Sekolah merupakan lembaga yang berdiri atas mimpi pendidikan. Sistem dan metode yang diaplikasikan di sekolah bertujuan untuk mencapai tujuan dari pendidikan itu sendiri. Artinya sekolah lahir oleh karena adanya pendidikan. Tanpa pendidikan dan mimpinya, sekolah tidak akan pernah ada. Toh dalam sejarah pendidikan jauh lebih dahulu eksis dibandingkan sekolah.

Pernyataan guru Akbar ketika kritik pembelajaran muncul tadi merupakan pengejewantahan dari kematian pendidikan, dan benar itu terjadi di sekolah. Guru tidak menghargai kondisi psikis yang terjadi pada siswanya sehingga si guru dapat berbicara tanpa memikirkan perasaan orang lain, rasanya sudah mati!

Jika kita kaji lebih dalam lagi, guru yang mengucapkan kata-kata kurang ajar tadi tentunya juga mengalami situasi psikis tertentu. Mungkin si guru di tekan oleh kepala sekolah dengan persoalan administrasi yang belum tuntas, dan si kepala sekolah mungkin juga ditekan, didesak oleh pengawas karena pencapaian yang kurang dari sekolah. Berlanjut si pengawas juga mungkin didesak oleh dinas pendidikan kabupaten untuk meningkatkan kualitas pembelajaran dengan cepat, dinas pendidikan di desak oleh Bupati setelah bupati dihubungi oleh gubernur tentang indeks pencapaian mutu pendidikan Provinsi yang rendah dan relatif turun. Gubernur ditanyai dan diinstruksikan oleh presiden mengapa kualitas di Provinsi yang dipimpin masih rendah?. Menurut kita presiden adalah yang tertinggi, namun ternyata presidenpun juga ditekan oleh rakyat tentang kualitas pendidikan dan yang terakhir rakyat adalah kita. Ironi!

“Banyak yang mati olehnya, perasaan, tata aturan dan kebijaksanaan sudah dibunuh oleh sekolah” (Ivan Illich; deschooling society)

Sekolah menjadi Oedipus, membunuh pendidikan yang sejatinya adalah ayah kandungnya!

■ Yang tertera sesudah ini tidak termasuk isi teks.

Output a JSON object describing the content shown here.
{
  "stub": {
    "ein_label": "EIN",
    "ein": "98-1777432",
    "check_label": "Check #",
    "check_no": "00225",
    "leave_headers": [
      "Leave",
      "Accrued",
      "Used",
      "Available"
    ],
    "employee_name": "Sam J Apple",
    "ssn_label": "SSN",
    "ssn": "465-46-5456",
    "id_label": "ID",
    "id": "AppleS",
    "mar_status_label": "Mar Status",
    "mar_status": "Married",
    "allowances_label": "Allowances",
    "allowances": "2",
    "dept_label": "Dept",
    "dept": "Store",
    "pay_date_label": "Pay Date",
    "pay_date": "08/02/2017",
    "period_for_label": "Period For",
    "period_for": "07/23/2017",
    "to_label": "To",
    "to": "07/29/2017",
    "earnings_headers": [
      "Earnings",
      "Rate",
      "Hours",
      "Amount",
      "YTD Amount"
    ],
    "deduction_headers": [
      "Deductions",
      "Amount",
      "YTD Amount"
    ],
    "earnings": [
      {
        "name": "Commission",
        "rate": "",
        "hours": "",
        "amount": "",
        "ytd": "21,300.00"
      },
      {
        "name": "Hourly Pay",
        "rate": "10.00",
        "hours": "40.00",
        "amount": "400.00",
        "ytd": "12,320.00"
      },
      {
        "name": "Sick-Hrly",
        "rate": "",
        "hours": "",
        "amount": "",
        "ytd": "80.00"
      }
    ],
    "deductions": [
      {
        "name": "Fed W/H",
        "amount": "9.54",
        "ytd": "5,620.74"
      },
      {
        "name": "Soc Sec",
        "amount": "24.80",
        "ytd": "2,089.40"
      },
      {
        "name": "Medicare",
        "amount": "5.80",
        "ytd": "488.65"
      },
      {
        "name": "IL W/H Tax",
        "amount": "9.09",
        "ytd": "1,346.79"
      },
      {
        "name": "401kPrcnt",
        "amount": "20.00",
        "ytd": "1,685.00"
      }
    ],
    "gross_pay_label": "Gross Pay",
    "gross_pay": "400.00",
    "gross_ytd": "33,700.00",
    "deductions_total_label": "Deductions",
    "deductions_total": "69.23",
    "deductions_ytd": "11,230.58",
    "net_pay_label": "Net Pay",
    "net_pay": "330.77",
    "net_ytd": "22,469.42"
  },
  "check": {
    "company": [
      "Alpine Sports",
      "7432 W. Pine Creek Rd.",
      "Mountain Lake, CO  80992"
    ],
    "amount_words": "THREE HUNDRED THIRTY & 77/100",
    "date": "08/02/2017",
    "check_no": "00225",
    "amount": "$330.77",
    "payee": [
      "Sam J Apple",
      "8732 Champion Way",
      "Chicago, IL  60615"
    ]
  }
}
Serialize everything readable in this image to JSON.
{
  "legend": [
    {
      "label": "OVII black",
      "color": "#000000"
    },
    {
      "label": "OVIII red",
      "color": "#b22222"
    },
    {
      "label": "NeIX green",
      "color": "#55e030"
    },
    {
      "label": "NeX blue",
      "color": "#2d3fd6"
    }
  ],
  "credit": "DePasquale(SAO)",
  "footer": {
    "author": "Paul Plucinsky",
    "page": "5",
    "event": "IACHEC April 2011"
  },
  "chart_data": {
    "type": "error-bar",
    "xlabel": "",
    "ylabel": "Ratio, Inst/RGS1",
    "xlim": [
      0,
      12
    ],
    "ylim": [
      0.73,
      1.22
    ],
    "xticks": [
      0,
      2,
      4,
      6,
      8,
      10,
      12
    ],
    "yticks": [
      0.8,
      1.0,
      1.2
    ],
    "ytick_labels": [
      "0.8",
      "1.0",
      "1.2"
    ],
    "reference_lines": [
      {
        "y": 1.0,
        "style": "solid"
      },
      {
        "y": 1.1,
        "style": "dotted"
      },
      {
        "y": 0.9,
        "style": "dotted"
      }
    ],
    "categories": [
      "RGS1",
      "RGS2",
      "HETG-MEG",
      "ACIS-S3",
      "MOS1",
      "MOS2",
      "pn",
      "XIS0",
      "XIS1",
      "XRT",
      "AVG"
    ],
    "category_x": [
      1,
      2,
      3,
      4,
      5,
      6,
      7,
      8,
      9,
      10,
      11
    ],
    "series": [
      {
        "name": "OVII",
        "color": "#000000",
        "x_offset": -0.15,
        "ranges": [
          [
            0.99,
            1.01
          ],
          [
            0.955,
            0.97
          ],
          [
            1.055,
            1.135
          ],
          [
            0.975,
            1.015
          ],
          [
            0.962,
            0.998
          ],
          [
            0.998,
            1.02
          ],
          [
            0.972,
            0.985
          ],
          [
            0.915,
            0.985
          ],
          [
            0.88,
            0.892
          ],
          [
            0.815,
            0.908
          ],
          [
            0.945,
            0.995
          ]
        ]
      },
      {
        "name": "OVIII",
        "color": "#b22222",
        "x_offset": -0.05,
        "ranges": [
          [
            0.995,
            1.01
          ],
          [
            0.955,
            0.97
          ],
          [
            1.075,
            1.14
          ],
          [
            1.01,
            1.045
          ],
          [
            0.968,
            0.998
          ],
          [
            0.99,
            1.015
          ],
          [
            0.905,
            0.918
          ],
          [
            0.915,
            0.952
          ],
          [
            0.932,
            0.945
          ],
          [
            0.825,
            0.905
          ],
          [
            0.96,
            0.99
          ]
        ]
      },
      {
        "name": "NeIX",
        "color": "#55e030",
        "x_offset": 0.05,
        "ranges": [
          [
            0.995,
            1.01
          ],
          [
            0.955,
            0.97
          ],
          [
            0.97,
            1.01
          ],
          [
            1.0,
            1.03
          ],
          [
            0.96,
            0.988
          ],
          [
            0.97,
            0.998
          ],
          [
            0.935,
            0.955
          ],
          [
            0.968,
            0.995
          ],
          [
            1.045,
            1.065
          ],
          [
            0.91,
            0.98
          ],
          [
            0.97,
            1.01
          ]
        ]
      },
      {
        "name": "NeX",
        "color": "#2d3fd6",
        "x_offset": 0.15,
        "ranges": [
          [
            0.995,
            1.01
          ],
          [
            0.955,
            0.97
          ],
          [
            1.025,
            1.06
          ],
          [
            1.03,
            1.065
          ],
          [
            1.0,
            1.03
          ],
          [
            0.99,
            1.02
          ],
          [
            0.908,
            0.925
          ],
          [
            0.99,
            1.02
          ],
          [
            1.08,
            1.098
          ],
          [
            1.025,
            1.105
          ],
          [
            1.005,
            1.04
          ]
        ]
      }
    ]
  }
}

Lalu, pada cerita akbar. Diceritakan wali kelas yang peduli, menanyakan dan memberikan semangat pada akbar agar termotivasi dan memaafkan masa lalu yang pahit. Memang ini adalah sebuah bentuk suporsi yang baik dari seorang guru. Namun tolak ukur yang digunakan oleh guru adalah peringkat yang sarat dengan prestasi dan pencapaian. Benar prestasi mengukur dan mengevaluasi pendidikan, namun ukuran prestasi bukanlah instrumen yang adil jika prestasi yang dianggap pencapaian hanyalah bidang mata pelajaran utama dan sangat eksplisit. Adakah pencapaian itu dianggap pada prestasi seni? Olahraga? Beladiri?. Oh mungkin ada namun pasti itu penghargaan terhadap hal itu hanyalah gejala impotensi, karena guru dan sekolah hanya ingat sebentar lalu meminta medali atau pialanya ditinggal di lemari prestasi yang penuh dengan kebohongan. Yang lebih ekstrim, adakah penghargaan bagi anak dengan teman terbanyak? anak dengan komunikasi interpersonal yang baik? anak dengan komunikasi massa yang hebat? Dan anak yang memiliki mimpi yang bijaksana? Tentu tidak dan takkan akan mungkin terjadi! Selagi ukuran prestasi hanyalah piagam dan pencapaian kuantitatif saja.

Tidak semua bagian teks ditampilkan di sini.